Deborah Ross

Gore-fest meets snooze-fest: Crimes of the Future reviewed

David Cronenberg's latest is like wading through a depression but less fun

Like wading through a depression: Viggo Mortensen as Saul Tenser in David Cronenberg’s Crimes of the Future 
issue 10 September 2022

You always have to brace yourself for the latest David Cronenberg film, but with Crimes of the Future it’s not the scalpels slicing into flesh or the mutant dancer with sewn-up eyes (and mouth) or even the filicide (oh, boy) you have to brace yourself for. In this instance, the most shocking thing is that it’s so muddled and dreary. It’s a gore-fest, true enough, but it’s a gore-fest that is mostly a snooze-fest. That’s what you need to brace yourself for.

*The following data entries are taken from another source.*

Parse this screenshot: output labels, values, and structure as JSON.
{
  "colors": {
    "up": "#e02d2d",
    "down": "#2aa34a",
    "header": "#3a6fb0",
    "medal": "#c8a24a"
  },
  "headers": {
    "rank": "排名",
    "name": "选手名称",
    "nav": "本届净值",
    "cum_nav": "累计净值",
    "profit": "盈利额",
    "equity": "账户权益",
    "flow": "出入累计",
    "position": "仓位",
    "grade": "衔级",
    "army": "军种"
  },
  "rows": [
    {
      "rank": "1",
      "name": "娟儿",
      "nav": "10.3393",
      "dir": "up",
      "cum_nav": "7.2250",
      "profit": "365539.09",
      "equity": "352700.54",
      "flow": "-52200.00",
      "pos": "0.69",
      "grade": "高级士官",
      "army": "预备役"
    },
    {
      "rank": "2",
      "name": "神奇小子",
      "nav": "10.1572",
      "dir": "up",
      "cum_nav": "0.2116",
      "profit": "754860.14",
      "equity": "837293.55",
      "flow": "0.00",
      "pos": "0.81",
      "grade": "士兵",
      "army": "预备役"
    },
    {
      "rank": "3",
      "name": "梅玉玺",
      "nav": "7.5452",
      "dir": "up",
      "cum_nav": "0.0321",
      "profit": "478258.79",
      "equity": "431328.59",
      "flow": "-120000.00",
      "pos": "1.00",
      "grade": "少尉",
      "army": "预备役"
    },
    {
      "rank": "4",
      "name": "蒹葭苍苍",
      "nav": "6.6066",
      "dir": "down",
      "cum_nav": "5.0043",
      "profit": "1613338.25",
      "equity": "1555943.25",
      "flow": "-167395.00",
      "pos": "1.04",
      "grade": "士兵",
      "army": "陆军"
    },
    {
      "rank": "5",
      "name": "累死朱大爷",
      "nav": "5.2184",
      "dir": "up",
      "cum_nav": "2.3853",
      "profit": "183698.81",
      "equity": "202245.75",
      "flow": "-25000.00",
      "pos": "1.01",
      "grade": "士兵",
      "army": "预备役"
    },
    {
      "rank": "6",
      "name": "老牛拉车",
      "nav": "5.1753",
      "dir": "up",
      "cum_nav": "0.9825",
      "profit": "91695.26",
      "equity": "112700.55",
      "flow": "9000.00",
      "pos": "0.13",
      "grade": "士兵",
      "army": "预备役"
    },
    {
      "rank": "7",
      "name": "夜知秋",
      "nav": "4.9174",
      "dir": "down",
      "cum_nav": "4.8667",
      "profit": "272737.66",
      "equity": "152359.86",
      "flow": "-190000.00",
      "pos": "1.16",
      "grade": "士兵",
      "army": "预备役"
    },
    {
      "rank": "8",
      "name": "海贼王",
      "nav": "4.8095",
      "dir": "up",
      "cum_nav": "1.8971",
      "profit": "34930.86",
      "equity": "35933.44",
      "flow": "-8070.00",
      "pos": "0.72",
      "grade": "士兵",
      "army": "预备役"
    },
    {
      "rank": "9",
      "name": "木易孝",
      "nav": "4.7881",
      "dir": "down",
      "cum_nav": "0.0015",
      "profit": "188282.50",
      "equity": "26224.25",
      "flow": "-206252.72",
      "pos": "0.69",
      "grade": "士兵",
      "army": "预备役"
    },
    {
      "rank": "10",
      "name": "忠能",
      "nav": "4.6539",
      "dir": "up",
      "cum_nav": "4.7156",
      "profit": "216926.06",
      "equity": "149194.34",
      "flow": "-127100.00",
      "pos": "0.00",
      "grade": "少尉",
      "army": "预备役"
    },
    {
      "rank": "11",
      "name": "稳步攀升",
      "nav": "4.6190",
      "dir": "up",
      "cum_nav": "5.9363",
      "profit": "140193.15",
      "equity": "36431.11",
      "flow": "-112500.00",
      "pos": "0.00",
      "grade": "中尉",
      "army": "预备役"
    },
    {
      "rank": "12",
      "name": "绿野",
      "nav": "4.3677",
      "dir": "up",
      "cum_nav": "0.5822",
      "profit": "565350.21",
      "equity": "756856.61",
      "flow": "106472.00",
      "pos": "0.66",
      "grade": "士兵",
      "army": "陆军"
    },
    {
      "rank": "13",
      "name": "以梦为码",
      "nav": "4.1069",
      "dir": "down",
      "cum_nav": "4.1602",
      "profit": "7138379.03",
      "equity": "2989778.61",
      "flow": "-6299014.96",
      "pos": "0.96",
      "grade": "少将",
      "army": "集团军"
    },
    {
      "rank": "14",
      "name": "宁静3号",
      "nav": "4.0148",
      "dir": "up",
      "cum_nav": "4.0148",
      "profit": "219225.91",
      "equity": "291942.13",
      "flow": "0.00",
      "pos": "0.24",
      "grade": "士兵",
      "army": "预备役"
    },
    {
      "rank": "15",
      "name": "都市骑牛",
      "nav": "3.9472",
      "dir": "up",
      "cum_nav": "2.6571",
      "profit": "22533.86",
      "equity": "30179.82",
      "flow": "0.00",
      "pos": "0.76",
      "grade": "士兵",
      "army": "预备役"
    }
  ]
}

I first became acquainted with Cronenberg when, as a young teenager, I bunked off to see Shivers (1975) and while every film since (The Fly, Crash, Eastern Promises, History of Violence) has proved difficult, as I am squeamish, I always felt I’d left the cinema with something and had been in the presence of a master filmmaker. But here, when it was over, I felt nothing but relief. Thank God that’s done, is all I thought.

Saul has a staccato cough and does so much throat clearing it’s irritating beyond belief

This is set at some unspecified time in the future in a world that’s a peeling, rotting wasteland.